By adding response_type=png to the request, you can capture a screenshot of the target page and return an image in PNG or JPEG format. When the response result is set to PNG or JPEG, you can use the response_image_full_page=true parameter to specify whether the returned result is a full-page screenshot. The default value of response_image_full_page parameter is false.

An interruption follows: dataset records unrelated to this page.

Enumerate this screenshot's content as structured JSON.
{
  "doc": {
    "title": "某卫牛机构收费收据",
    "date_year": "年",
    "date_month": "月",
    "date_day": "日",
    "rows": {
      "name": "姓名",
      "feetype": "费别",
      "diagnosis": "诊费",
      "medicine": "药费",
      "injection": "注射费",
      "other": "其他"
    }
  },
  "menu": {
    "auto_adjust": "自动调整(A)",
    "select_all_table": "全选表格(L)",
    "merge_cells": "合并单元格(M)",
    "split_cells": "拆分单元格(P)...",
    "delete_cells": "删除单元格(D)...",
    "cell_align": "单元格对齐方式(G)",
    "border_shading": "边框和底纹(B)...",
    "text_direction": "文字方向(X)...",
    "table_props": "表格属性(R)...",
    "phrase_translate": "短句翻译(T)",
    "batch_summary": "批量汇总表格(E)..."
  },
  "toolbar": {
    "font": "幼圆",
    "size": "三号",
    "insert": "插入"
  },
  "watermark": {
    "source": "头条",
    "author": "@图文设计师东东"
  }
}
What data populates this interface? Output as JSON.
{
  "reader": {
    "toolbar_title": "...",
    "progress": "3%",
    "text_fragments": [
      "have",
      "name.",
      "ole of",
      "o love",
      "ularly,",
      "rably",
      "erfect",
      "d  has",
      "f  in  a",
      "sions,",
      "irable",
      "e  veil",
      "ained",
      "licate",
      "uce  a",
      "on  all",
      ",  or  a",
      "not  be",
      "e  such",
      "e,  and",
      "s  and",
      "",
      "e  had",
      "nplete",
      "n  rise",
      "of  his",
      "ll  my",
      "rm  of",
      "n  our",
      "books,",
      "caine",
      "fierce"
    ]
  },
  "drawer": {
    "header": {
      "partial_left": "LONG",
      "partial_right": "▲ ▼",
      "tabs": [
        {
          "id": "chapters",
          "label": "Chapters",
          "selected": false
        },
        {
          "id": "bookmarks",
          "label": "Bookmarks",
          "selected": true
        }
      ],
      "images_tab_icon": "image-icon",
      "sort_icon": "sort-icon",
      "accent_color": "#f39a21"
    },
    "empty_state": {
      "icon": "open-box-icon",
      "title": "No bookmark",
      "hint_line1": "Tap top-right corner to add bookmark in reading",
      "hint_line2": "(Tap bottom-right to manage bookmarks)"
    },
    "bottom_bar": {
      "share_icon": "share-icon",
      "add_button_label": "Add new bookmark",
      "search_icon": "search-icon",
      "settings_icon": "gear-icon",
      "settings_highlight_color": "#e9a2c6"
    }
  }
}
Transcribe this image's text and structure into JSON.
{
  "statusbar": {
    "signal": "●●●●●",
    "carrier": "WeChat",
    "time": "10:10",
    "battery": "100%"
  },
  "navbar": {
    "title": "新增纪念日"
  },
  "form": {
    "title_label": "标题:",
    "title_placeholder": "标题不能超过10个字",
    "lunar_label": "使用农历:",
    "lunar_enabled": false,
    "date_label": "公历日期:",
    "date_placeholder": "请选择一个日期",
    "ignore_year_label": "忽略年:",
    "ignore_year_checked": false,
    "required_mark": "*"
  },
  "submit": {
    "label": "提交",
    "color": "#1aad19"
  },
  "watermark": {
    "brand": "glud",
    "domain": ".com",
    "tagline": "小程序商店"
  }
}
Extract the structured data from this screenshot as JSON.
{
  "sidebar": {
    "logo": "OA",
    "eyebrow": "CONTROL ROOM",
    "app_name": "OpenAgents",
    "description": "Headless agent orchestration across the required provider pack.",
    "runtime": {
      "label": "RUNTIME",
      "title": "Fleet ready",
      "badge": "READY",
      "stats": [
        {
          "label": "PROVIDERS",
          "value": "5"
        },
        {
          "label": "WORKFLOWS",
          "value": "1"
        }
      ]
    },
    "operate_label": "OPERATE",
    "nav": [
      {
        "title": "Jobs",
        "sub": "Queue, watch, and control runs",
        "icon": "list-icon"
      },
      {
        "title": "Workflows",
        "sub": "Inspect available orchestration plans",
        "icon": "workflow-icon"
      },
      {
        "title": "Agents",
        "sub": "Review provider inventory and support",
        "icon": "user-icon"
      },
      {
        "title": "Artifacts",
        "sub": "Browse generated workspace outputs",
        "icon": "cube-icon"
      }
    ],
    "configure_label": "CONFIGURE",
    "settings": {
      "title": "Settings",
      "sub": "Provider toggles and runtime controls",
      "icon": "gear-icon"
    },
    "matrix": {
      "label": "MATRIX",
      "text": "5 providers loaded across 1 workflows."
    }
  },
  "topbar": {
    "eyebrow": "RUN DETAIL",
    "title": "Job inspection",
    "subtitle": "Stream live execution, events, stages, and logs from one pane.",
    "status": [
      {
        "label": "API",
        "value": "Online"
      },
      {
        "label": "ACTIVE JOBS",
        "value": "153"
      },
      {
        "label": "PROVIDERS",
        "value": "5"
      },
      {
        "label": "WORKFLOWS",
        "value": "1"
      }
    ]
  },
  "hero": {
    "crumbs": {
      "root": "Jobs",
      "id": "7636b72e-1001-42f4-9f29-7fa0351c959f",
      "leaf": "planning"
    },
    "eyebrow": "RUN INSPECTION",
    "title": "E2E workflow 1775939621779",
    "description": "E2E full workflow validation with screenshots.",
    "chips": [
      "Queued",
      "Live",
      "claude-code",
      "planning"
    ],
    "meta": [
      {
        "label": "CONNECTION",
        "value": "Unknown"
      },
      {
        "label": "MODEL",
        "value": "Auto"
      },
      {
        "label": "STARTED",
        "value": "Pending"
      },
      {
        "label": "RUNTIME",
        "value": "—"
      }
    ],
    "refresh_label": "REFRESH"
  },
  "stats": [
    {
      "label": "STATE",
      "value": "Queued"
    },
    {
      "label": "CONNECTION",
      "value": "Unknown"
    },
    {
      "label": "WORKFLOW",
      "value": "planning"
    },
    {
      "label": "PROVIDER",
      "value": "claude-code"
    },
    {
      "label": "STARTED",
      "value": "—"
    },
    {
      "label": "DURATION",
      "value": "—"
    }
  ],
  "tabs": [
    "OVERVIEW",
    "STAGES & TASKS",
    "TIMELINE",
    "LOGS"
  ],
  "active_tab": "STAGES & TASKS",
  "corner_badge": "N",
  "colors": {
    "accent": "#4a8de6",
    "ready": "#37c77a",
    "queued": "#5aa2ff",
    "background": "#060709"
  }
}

Add response_type=png to the request to the request:

const axios = require('axios');
const fs = require('fs');
 
(async () => {
    const payload = {
        actor: "unlocker.webunlocker",
        input: {
            url: "https://www.example.com",
            js_render: true,
            response_type: "png", // png or jpeg
            response_image_full_page: true
        },
        proxy: {
            country: "ANY"
        }
    };
 
    const response = await axios.post("https://api.scrapeless.com/api/v1/unlocker/request", payload, {
        headers: {
            "x-api-token": "API Key",
            "Content-Type": "application/json"
        },
        timeout: 60000
    });
 
    if (response.data?.code === 200) {
        fs.writeFileSync('response.png',Buffer.from(response.data.data, 'base64'));
    }
})();

Returns a base64 encoded string in PNG or JPEG format.

{
    "code": 200,
    "data": "JVBERi0xLjQKJdPr6eEKM..."
}

The example file after saving in png/jpeg:

Resource Control

Resource loading control system for optimizing performance and bandwidth usage.

{
  "actor": "unlocker.webunlocker",
  "input": {
    "url": "https://example.com",
    "js_render": true,
    "block": {
      "resources": [
        "Image",
        "Font",
        "Stylesheet",
        "Script"
      ],
      "urls": [
        // Optional, URL pattern-based blocking
        "*.analytics.com/*",
        "*/ads/*"
      ]
    }
  }
}

Complete Resource Types Reference:

Resource TypeDescriptionImpact
DocumentMain document and iframesCore page content
StylesheetCSS filesPage styling and layout
ImageImages and iconsVisual content
MediaAudio and video resourcesMultimedia content
FontWeb fontsText rendering
ScriptJavaScript filesPage functionality
TextTrackVideo subtitles and captionsMedia accessibility
XHRXMLHttpRequest callsLegacy async requests
FetchFetch API requestsModern async requests
PrefetchPrefetched resourcesPerformance optimization
EventSourceServer-sent eventsReal-time updates
WebSocketWebSocket connectionsBidirectional communication
ManifestWeb app manifestsPWA configuration
SignedExchangeSigned HTTP exchangesContent authenticity
PingPing requestsAnalytics and tracking
CSPViolationReportCSP violation reportsSecurity monitoring
PreflightCORS preflight requestsCross-origin security
OtherUnclassified resourcesMiscellaneous

Usage Example:

{
  "actor": "unlocker.webunlocker",
  "input": {
    "url": "https://example.com",
    "js_render": true,
    "block": {
      "resources": [
        "Image",
        "Font",
        "Stylesheet",
        "Script",
        "Media",
        "Ping",
        "Prefetch"
      ]
    }
  }
}

Best Practices for Resource Blocking:

  1. Performance Optimization

    • Enable js_render only when necessary
    • Use resource blocking wisely, Block non-essential resources for faster loading
    • Consider blocking Prefetch and Ping for reduced network usage
    • Keep Document and critical Script resources unblocked
  2. Bandwidth Management

    • Block Image and Media for bandwidth-intensive pages
    • Consider blocking Font to use system fonts instead
  3. Stability Enhancement

    • Implement request retry mechanisms
    • Add error handling logic
    • Use wait_for instead of fixed wait
  4. Resource Efficiency

    • Load resources on demand
    • Close unnecessary connections promptly

Note: Resource type strings are case-sensitive. Use exact matches as shown in the reference table.